И вот я опять на росстанях. У своего начала. На извечном Азаричско-Домановичском гостинце. Ровно через семьдесят лет. По левую руку где-то еврейско-полесское местечко Азаричи, с которого, согласно легендам, нача­лось освоение здешнего края. Какого-то неведомого пейсатого Азара в глуби веков озарило обосноваться там, как и его, может, родственника, сына — в Домановичах. Как свидетельствует историк-краевед, писатель Владимир Лякин, переселенцев из Кельна, которые позже осели и в Калинковичах, по­местному ранее говору, КалЕнковичах. В потаенности, обереженные неподступностью, укрытые песками и болотами, принялись вить гнездо, ладить дома. А вскоре и домовины.

Потому что это едино: дома и домовины. Все мы на этой земле Азары и Доманы при извечно суженных, а может, и дареных взгорках, холмах, при ель­никах, нетленно хранящих плоть в белых полесских песках. Азаричи и Домановичи справа и слева от меня, как две руки, протянутые мне из вечности. Две руки прошедших и ушедших нашего рода и народа, которых мирно развело время. Упокоило в одной земле. На наших и их руках нет крови.

Передо мной, в оба глаза мне кресты, кресты, кресты, выпяченные с того света следы — знаки того, что кто-то тут прошел, засвидетельствовался в этих белых песках под соснами. Могилы, как взглядом охватить, шли плотными ряда­ми. Притомились их домочадцы, прилегли около гостинца, под кресты на росста­нях трех дорог. Разошлись по своим домовинам, проросли крестами и соснами.

Это основа, предмостье и фундамент уже и мне. Хотя кладбище не кажет­ся мне сейчас таким уж огромным, как некогда. Что поделаешь, и я уже не мальчик. И еще: за годы, пробежавшие с той памятной ночи, кладбище, похо­же, стало добрее, тише, словно просит прощения за былое, за страх и ужас, посланный мне.
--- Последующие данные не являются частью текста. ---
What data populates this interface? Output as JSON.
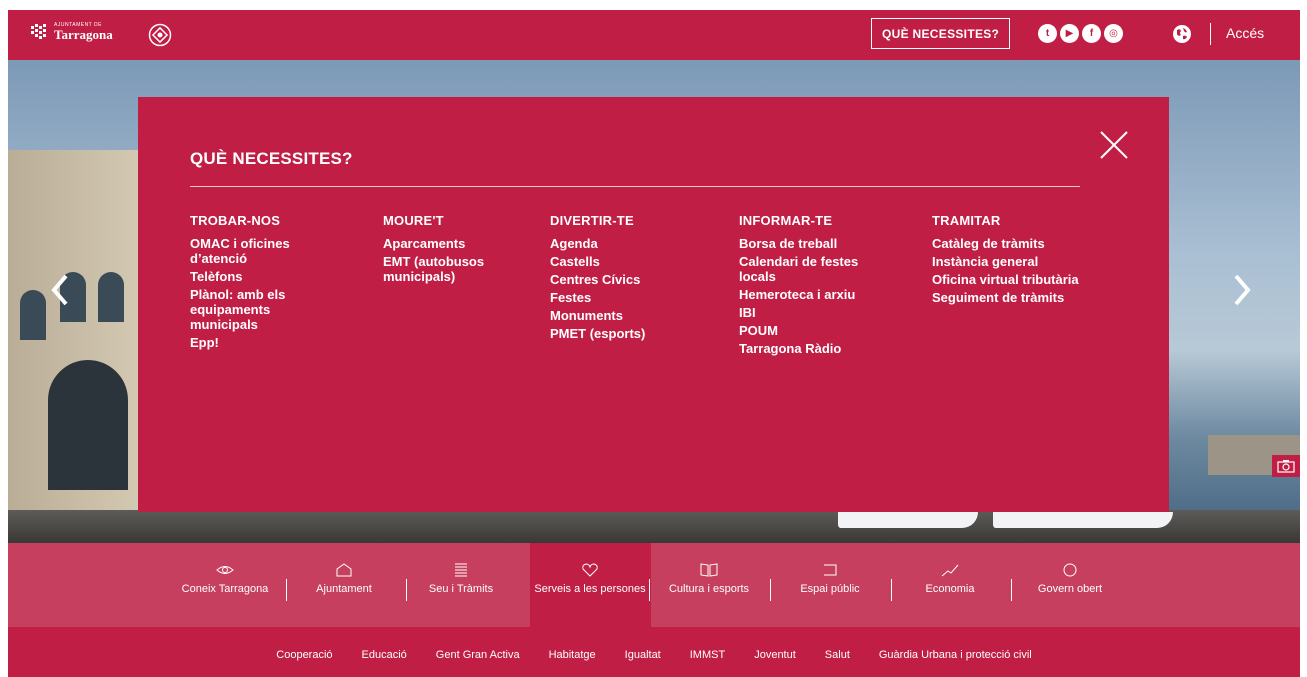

Может, отбивается так от меня, гонит прочь. Хотя вечность тоже совестлива в нашем приближении к ней.

Стыдливо удаляясь, прощально укладывает зерно во вспаханную ее плу­гом землю. Бережно жнет серпом, прибирая каждый колос, молотит цепом на току жизни, веет, отделяя семя от плевел в угоду живому, как дед внуку, отец сыну. Вечно, разумно. Хотя не все вечное разумно, а разумное — вечно, как нам привычно.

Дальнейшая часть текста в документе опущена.